We played together a couple of times, and I found I learned faster the more we did. Scoote
r must’ve been about four years older than me and a couple of years ahead in lessons. He took his playing pretty seriously; he almost seemed pushy, in fact, with his steady requests for me to come over and practice up in his room.
One night after dinner, we were working on a pretty tricky tune.
“Let’s take a break and play a game,” he suggested, which came as a relief since we were struggling with the song.
“We both start with our fly open,” Scooter continued. “Or no, even better, we pull our pants down.” With that, I suddenly developed a toothache and had to go home.
My Hawaiian aspirations in general were winding down. I picked up my cowboy guitar, reached my left hand around the neck, and said, “I’m ready.” I quit my lessons the same day, and that was the end of my only formal music training.
—
During the three weeks at Le Coq d’Or, Levon kept offering me advice on music, life on the road, and bass playing.

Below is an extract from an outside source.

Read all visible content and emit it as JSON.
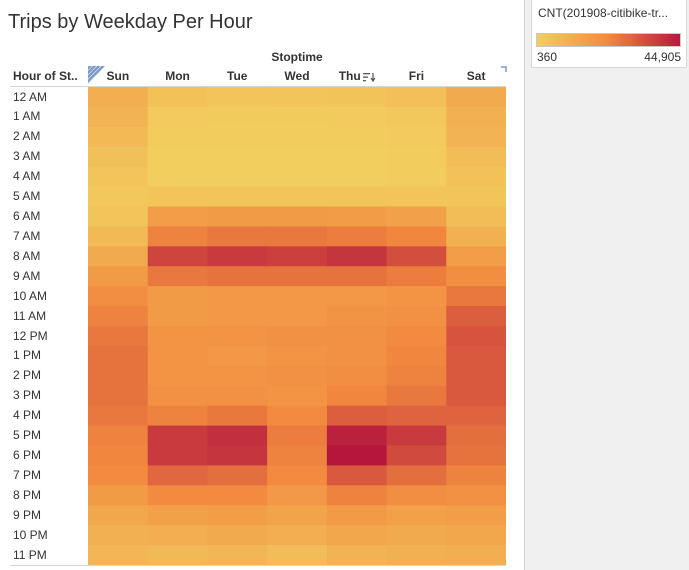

We listened to a lot of Jimmy Reed, who didn’t even have a bass on some of his records, but what a feel!
Levon continued to introduce me to funny downtown characters and women he thought would take me under their wing. Along the way I managed to steal a guitar lick here and there from Fred, who by now had stopped treating me like an underage foreigner. Meanwhile Ron started pushing me to “put on a show” while I played. He acted like I was a stray pet he’d rescued by the side of the road. Perhaps he wasn’t that far off. “You know, kid,” he loved to say, “if I hadn’t hired you, you’d be in reform school or jail.”
Ronnie seemed bent on never letting me forget the time a year or so back, before I’d joined the Hawks, when the Bear, Thumper, Magoo, and I had hooked up with a singer from England by the name of Billy Kent. He’d had some success back in his native country, where he was known as the Singing Milkman (I didn’t ask why). We played a couple of sock-hop dances together, and all of us were convinced we could make a go of it as a group.
“Come back to England with me,” Billy encouraged us. He thought having a band from North America would put him on top. As his pitch was our best and only offer, it grabbed our attention right away. I’d just turned sixteen, and I couldn’t see anything standing in our way. So Billy, Pete, Magoo, and I immediately checked into the Westover Hotel to make plans and work on music.